While the actual first-generation Camry was a Japan-only Celica variant, the first time the Camry appeared in American Toyota showrooms was when the second-gen car showed up in early 1983 (and I’ve managed to find one of the very first US-market Camrys in a Denver junkyard). While the Camry has been available only in four-door sedan form since the 1997 model year (when the short-lived Camry coupe and the much more successful Camry station wagon were discontinued), the 1983-1986 Camry could be purchased here in both sedan and liftback configurations. Most American buyers opted for the sedan, and I have been able to find quite a few of those homely-but-reliable cars during my junkyard travels. The Camry liftbacks have been more elusive, though I have found one with well over 300,000 miles on the odometer. Today’s Junkyard Gem isn’t quite as well-traveled, but it boasts plenty of luxurious (by the standards of the middle 1980s) options.
Toyota went to six-digit odometers during the early 1980s, and I’m always hoping to find an odometer with a crazy-high reading when I spot an early Camry (though the biggest odometer reading I’ve found on a junkyard Toyota was seen in a 1988 Tercel 4WD wagon). No such luck here.

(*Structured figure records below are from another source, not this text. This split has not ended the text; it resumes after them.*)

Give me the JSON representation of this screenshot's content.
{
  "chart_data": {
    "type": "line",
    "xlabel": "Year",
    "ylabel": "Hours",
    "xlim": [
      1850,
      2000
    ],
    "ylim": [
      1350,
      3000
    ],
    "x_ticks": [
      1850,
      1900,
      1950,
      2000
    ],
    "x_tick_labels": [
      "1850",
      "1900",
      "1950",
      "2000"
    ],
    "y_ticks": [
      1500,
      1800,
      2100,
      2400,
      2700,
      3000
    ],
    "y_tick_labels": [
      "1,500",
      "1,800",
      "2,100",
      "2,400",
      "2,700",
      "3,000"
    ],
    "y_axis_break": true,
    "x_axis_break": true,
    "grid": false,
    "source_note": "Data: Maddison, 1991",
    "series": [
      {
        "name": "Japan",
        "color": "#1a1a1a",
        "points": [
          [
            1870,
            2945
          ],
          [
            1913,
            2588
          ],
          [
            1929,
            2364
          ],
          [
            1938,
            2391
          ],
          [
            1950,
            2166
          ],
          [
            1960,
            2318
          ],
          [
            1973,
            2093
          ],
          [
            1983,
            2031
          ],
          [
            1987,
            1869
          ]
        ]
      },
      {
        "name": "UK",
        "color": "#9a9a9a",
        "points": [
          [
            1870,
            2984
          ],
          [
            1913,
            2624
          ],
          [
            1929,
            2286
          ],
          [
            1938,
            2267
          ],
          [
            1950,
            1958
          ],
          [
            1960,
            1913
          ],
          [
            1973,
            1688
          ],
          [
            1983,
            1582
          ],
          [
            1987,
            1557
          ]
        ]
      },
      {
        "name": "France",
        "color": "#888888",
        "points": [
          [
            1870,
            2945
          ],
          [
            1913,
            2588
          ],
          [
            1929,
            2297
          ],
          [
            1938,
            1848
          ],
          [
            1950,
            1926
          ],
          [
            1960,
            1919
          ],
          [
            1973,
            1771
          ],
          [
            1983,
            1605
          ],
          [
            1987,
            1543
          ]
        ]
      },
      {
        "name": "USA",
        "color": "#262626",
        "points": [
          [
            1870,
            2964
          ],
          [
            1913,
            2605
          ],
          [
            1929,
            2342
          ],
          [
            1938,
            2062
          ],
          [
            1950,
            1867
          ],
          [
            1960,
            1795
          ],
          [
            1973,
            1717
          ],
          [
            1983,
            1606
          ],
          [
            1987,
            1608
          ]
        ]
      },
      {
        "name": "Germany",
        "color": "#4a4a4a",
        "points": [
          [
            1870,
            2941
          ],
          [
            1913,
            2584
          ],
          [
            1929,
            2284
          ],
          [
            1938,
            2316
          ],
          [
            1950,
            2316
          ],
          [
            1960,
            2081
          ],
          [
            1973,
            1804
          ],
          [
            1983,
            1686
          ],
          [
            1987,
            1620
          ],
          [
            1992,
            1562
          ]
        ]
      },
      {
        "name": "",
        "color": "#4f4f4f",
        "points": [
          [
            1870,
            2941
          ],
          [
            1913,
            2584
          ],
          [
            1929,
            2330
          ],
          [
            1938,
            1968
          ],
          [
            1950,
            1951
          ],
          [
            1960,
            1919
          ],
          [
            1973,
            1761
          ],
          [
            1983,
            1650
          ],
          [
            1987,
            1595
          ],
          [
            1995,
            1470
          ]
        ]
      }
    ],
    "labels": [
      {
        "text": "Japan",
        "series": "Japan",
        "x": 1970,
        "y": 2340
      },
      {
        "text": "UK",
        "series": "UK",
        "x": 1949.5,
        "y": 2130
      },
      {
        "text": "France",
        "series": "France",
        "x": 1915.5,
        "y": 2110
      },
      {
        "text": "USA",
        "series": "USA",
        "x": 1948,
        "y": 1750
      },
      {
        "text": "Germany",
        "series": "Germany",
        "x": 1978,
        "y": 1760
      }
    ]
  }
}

The much-weathered 2008 Obama campaign stickers suggest that this car was parked for good at some point more than a decade ago; generally, any junkyard car with ’08 election stickers will have ’12 ones as well.
Because manual transmissions of the 1980s provided much better fuel economy than automatics (and could add more than 10% to the out-the-door cost of a new car), the kind of budget-conscious American car shoppers who bought 1983-1986 Camrys mostly avoided the slushboxes. This car has the rare automatic; at least it was a four-speed.
This car is loaded, with air conditioning that lets you jam econo.
Power mirrors, a rear wiper-washer, cruise control, the works! Strangely, the original purchaser of this car declined to get the power windows and locks.
The Camry Liftback was replaced by the Camry Wagon for the 1987 model year, and sales of the bigger, plusher V20 Camry really took off here at that point.
J.D. Power rated it as the most trouble-free new car of 1986.